I used the below code for inference:

import sys
import time
import torch
import argparse
import numpy as np
import pandas as pd

import deepspeed
import evaluate
import datasets
from datasets import load_dataset
from transformers import AutoTokenizer
from transformers import DataCollatorForSeq2Seq
from transformers import AutoModelForSeq2SeqLM, Seq2SeqTrainingArguments, Seq2SeqTrainer

def parse_arge():
    """Parse the arguments."""
    parser = argparse.ArgumentParser()
    # add model id and dataset path argument
    parser.add_argument("--model_id", type=str, default="/mnt/flan-t5-xxl", help="Model id to use for training.")
    parser.add_argument("--per_device_train_batch_size", type=int, default=8, help="Batch size to use for training.")
    parser.add_argument("--per_device_eval_batch_size", type=int, default=8, help="Batch size to use for testing.")
    parser.add_argument("--generation_max_length", type=int, default=140, help="Maximum length to use for generation")
    parser.add_argument("--generation_num_beams", type=int, default=1, help="Number of beams to use for generation.")
    parser.add_argument("--deepspeed", type=str, default=None, help="Path to deepspeed config file.")
    args = parser.parse_known_args()
    return args

def inference_function(args):
    tokenizer = AutoTokenizer.from_pretrained(args.model_id)
    model = AutoModelForSeq2SeqLM.from_pretrained(args.model_id)

    while True:
        text = input('Input text:\n')
        t1 = time.time()
        batch = tokenizer.prepare_seq2seq_batch(src_texts=[text], max_length=256, truncation=True, return_tensors="pt")
        output = model.generate(batch["input_ids"], max_length=128, min_length=2,  early_stopping=True, num_beams=1)#, temperature=0.8, top_p=0.75)#, top_k=10, num_beams=5)
        print([tokenizer.decode(g, skip_special_tokens=True, clean_up_tokenization_spaces=True) for g in output])
        print(time.time()-t1)

def main():
    args, _ = parse_arge()
    inference_function(args)

if __name__ == "__main__":
    main()
philschmid commented 1 year ago

whats your model id and output?

irshadbhat commented 1 year ago

--model_id /mnt/flan_modelling/flan-t5-xxl-ner-ft/checkpoint-26/

output: ['oa*lapcte ole gbo llonm l.it']

irshadbhat commented 1 year ago

I looked into deepspeed/inference from deepspeed.ai and found the end to end inference code for GPT NEO.

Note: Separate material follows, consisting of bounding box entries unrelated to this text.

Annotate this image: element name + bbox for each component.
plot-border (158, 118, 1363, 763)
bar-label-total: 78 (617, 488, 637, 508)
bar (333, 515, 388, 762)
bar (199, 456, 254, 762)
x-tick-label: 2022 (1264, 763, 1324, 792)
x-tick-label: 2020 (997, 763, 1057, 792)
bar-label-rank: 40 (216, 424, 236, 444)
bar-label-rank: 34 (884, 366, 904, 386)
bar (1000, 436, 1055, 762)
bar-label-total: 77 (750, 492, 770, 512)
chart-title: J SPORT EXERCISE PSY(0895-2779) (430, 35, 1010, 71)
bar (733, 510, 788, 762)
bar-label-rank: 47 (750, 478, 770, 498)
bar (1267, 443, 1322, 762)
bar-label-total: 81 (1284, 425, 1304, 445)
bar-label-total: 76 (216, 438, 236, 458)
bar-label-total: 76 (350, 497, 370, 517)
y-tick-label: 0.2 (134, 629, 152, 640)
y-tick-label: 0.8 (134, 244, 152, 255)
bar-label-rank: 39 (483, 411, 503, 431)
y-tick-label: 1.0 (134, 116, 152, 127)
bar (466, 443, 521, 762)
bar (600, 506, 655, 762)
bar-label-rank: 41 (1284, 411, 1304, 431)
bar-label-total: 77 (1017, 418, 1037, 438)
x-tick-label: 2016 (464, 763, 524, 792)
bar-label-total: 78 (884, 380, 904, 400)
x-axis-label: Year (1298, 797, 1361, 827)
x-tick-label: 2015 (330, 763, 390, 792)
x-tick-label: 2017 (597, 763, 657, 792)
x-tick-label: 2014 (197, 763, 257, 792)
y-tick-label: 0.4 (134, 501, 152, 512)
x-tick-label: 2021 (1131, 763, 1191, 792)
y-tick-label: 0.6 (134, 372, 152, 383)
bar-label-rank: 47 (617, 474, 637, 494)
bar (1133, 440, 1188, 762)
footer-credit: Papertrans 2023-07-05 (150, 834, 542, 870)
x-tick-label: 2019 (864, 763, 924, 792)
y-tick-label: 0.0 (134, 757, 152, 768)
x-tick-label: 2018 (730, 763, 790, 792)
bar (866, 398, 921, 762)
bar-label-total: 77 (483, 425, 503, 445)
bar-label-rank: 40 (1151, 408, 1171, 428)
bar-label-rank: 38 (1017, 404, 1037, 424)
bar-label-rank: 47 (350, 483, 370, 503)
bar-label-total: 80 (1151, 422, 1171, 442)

I updated the code to work for flan-t5-xxl as below:

import os
import deepspeed
import torch
from transformers import pipeline

local_rank = int(os.getenv('LOCAL_RANK', '0'))
world_size = int(os.getenv('WORLD_SIZE', '4'))
generator = pipeline('text2text-generation', model='/mnt/flan_modelling/flan-t5-xxl-ner-ft/checkpoint-26/',
                     device=local_rank)

generator.model = deepspeed.init_inference(generator.model,
                                           mp_size=world_size,
                                           dtype=torch.bfloat16,
                                           replace_with_kernel_inject=True)

string = generator("DeepSpeed is", do_sample=True, min_length=2)
if not torch.distributed.is_initialized() or torch.distributed.get_rank() == 0:
    print(string)

I have used the ds_flan_t5_z3_offload_bf16.json config file for training. So I guess I have to use dtype=torch.bfloat16.

But now I am getting CUDA OOM.

Please suggest any changes I need to do so I can use the trained model for inference.

irshadbhat commented 1 year ago

I have raised a different issue #12 with better detail. Please feel free to delete this issue.